The Practice of Social Research

Chapter Eight.  Experiments

THE CLASSICAL EXPERIMENT
    Independent and Dependent Variables
    Pretesting and Posttesting
    Experimental and Control Groups
    The Double-Blind Experiment

    Experiments are designed to determine the presence or absence of causal relationships: whether a particular independent variable causes (influences, impacts, determines) a particular dependent variable.  Does viewing a film on "Women in Science" reduce prejudice against women?  In this case, prejudice is the dependent variable.  Viewing the film (or not) is the independent variable, called the stimulus in experimental designs.

    To determine whether showing the film reduces prejudice, we must measure levels of prejudice before and after: known as pretesting and posttesting.
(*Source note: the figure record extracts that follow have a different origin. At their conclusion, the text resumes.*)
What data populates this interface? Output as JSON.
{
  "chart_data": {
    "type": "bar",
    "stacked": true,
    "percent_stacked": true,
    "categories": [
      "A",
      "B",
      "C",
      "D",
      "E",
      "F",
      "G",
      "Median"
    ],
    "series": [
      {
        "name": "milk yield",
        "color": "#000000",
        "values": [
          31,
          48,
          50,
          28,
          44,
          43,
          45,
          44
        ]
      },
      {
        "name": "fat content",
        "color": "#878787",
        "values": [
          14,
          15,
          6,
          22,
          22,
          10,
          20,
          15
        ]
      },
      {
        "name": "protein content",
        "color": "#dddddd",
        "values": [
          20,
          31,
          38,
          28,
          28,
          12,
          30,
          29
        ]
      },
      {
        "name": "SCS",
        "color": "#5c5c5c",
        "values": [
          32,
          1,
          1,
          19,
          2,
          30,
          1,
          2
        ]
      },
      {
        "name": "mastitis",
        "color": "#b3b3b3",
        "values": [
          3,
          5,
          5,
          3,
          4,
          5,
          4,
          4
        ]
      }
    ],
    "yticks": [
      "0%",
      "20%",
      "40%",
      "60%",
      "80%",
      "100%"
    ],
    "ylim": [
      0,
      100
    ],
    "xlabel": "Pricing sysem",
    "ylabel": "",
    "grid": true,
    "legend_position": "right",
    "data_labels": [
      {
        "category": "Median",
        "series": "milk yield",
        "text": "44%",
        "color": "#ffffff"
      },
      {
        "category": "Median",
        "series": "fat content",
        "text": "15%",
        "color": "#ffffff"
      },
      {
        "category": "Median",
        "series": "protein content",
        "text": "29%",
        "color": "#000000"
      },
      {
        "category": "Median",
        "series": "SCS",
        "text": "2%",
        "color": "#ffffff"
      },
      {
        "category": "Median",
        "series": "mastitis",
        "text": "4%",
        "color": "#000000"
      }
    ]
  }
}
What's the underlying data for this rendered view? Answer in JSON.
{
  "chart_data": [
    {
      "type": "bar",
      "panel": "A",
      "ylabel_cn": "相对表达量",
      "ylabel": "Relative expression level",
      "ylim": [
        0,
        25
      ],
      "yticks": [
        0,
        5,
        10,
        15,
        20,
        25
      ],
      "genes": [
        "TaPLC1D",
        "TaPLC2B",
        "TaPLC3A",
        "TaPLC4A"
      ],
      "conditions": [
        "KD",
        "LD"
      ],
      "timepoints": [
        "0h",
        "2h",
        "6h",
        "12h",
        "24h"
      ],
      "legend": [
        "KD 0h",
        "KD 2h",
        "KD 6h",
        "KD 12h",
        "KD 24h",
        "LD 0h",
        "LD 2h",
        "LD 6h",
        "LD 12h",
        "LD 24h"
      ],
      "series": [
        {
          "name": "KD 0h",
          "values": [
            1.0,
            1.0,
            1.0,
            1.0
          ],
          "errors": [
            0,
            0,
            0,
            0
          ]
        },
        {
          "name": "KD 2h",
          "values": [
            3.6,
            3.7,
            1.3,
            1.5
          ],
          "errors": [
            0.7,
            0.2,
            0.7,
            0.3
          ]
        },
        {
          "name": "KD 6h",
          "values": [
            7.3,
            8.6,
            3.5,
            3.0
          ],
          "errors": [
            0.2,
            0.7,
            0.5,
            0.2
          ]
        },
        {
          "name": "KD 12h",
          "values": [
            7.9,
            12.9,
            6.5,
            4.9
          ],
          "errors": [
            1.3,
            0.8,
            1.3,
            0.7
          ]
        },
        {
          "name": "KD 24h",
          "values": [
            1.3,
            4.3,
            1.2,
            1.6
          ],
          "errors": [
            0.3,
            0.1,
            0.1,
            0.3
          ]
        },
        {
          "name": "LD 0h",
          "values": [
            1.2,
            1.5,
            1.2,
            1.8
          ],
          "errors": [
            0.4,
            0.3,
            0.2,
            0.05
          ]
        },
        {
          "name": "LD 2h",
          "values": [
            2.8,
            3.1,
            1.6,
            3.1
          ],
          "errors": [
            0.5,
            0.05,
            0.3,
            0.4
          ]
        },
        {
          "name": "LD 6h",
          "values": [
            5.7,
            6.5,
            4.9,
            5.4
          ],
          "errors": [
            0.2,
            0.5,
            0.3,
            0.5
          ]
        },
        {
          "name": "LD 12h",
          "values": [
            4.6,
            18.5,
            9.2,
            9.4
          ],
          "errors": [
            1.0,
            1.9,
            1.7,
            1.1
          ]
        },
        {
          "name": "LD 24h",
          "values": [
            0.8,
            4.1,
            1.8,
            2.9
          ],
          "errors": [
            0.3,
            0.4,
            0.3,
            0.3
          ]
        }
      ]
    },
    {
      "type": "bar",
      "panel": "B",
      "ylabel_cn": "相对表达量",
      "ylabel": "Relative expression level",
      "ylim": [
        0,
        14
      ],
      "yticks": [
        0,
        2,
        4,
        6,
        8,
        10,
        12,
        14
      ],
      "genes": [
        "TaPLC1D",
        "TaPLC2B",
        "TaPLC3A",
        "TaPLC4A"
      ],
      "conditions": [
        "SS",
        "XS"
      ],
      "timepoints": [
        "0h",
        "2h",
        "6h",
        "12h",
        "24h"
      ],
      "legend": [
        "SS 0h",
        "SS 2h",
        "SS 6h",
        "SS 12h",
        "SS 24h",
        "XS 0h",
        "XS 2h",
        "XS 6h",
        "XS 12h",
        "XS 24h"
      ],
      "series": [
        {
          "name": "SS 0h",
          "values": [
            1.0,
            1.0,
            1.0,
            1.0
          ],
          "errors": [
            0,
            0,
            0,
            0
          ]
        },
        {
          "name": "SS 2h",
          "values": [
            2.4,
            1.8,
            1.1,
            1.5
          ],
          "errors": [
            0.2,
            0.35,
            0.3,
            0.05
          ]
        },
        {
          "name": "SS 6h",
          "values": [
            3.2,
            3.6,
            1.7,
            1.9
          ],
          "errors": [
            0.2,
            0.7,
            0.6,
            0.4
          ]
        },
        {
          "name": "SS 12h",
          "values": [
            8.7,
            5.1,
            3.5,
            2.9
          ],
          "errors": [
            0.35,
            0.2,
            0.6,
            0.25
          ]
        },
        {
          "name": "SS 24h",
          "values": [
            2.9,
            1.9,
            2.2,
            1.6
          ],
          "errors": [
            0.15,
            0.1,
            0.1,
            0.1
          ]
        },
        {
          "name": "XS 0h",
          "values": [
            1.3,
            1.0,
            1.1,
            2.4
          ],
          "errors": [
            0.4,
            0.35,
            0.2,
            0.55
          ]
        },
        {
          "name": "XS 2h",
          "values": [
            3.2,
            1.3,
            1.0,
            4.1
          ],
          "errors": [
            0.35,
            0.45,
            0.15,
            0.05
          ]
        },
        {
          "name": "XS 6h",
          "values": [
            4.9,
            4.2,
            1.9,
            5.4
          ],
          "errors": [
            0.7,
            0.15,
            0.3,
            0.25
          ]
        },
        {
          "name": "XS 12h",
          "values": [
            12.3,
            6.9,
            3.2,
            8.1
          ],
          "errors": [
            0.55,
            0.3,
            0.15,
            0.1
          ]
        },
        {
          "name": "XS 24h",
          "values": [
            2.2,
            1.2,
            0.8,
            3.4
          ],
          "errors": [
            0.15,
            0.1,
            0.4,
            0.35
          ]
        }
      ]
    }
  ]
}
    To be sure that it was the film that caused any reductions in prejudice, we divide the subjects into two groups: (1) an experimental group to whom we administer the stimulus (show the film) and a control group who do not receive the stimulus.  If both groups have a reduction of prejudice, it would not appear that the film caused the difference, but if only the experimental group has reduced prejudice, that supports the possibility that the film makes a difference.

    If subjects know they are receiving some treatment, they commonly change based on that expectation (e.g., medical patients improve if they think they are receiving a powerful new drug).  This is known as the placebo effect, and subjects are never told whether they are in the experimental or control group.  Whenever the dependent variable is measured subjectively (e.g., doctors deciding whether patients have improved), there is a risk that their judgments will be affected by expectations about the effect of the stimulus.  In a double-blind experiment, neither the subjects nor the experimenters making judgment measurements know whether subjects are in the experimental or control group.